Marek fue a buscar la radio y apretó el botón.
—¿David? Soy André.
—Hola, André.
Marek apenas lo oyó a causa del estruendo del helicóptero.
—¿Qué has encontrado? —preguntó Marek.
—Nada. Nada en absoluto —contestó Stern—. Hemos comprobado en el monasterio y en el bosque. No aparece ninguna de las construcciones mencionadas por Kramer, ni en el radar de barrido lateral, ni en los infrarrojos, ni en los ultravioleta. No tengo la menor idea de cómo hizo esos descubrimientos.
Cabalgaban a galope tendido por un promontorio cubierto de hierba desde donde se dominaba el río. O al menos Sophie galopaba; Chris botaba y se zarandeaba en la silla, agarrándose desesperadamente para no caerse. En sus otras salidas, Sophie había moderado la marcha en consideración a la menor aptitud de Chris, pero aquel día atravesaba los campos a toda velocidad gritando de placer.
Chris procuraba no rezagarse, rogando por que se detuviera pronto, y finalmente ella refrenó a su corcel negro, que paró en el acto, resoplando y sudoroso, y le dio unas palmadas en el cuello mientras aguardaba a Chris.
—¿No ha sido emocionante? —dijo Sophie.
—Sí —respondió Chris, sin aliento—. Desde luego.
—Lo has hecho muy bien, Chris, hay que reconocerlo. Cada día montas mejor.
Con el trasero dolorido de tanto saltar sobre la silla y los muslos agarrotados por la fuerza con que se aferraba a la montura, Chris sólo pudo asentir con la cabeza.
—Este sitio es precioso —comentó Sophie, señalando el río y las formas oscuras de los castillos que se alzaban en lo alto de montes lejanos—. ¿No te parece una vista magnífica?
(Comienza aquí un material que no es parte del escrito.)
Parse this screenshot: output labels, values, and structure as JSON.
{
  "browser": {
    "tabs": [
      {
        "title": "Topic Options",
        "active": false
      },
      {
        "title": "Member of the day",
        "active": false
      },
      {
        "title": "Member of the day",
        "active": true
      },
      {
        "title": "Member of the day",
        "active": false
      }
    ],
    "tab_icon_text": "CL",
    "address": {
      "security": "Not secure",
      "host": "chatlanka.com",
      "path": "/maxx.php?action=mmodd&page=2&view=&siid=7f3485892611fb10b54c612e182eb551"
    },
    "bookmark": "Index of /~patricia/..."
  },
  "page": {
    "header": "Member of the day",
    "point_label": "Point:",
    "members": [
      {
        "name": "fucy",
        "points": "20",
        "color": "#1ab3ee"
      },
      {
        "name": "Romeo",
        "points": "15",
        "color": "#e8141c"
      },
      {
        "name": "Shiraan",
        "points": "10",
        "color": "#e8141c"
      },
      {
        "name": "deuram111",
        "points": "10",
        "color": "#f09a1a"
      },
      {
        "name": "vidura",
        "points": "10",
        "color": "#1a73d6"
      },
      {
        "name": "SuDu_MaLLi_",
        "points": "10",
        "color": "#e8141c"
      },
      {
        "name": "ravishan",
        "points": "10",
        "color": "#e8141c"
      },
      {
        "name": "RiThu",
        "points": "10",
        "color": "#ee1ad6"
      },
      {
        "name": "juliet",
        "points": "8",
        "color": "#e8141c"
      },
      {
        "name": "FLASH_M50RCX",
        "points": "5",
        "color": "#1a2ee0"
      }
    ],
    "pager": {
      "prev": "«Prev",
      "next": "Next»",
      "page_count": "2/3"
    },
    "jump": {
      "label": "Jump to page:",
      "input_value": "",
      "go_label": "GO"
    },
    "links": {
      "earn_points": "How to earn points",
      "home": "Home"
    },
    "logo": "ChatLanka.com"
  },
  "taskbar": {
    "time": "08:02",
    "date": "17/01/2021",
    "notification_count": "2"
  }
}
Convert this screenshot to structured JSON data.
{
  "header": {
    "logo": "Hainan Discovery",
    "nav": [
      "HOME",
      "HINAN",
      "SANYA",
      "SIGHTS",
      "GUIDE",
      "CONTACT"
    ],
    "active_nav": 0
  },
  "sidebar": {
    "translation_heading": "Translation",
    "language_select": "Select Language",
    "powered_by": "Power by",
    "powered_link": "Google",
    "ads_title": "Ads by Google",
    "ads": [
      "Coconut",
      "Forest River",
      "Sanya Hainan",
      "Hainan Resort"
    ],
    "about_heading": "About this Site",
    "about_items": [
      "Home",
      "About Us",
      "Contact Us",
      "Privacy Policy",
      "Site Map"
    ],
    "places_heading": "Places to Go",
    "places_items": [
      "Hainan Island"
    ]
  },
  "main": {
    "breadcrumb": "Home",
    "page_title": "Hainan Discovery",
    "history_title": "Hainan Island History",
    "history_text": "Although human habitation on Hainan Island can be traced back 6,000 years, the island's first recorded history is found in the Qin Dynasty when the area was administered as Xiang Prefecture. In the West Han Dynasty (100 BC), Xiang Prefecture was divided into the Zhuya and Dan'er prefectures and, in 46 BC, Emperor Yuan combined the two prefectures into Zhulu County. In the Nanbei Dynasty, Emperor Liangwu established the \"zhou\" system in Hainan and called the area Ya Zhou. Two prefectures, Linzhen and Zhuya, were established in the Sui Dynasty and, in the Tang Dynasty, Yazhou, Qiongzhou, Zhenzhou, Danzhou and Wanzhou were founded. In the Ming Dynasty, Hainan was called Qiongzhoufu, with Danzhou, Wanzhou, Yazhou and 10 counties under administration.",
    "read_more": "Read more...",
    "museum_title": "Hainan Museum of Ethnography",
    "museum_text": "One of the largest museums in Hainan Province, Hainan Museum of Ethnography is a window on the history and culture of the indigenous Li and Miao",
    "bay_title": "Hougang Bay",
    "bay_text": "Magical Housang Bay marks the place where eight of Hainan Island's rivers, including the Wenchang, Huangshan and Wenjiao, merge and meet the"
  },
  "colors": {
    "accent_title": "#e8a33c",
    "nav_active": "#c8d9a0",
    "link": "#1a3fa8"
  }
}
Y a continuación miró su reloj, lo cual irritó a Chris. Pero seguir avanzando al paso le resultó inesperadamente agradable. Ella cabalgaba muy cerca de él, sus monturas casi rozándose. De vez en cuando Sophie se inclinaba hacia él y le susurraba al oído, y en una ocasión le echó el brazo a los hombros y lo besó en los labios, para después desviar la mirada, avergonzándose al parecer de su momentáneo atrevimiento.
Desde aquella posición se veía el conjunto de yacimientos del proyecto: Castelgard, el monasterio y más allá, en alto, La Roque. Las nubes surcaban rápidamente el cielo, sus sombras deslizándose por el paisaje. Soplaba una brisa cálida y suave, y el silencio era total, salvo por el creciente ronroneo de un motor.
—Chris, Chris —dijo Sophie, y volvió a besarlo. Cuando sus labios se separaron, miró a lo lejos y de pronto levantó una mano para saludar.
Un descapotable amarillo ascendía en dirección a ellos por la sinuosa carretera. Era un deportivo, con el chasis muy bajo. Se detuvo a corta distancia de ellos, y el conductor se irguió tras el volante y se sentó en el respaldo del asiento.
—¡Nigel! —exclamó Sophie con entusiasmo.
El hombre del coche le devolvió el saludo perezosamente, trazando un lento arco en el aire con la mano.
—Chris, ¿me harías el favor? —preguntó Sophie, entregándole las riendas de su caballo. Luego desmontó y corrió cuesta abajo hacia el coche, donde abrazó al conductor. Los dos subieron al deportivo. Cuando se alejaban, ella volvió la cabeza para mirar a Chris y le lanzó un beso.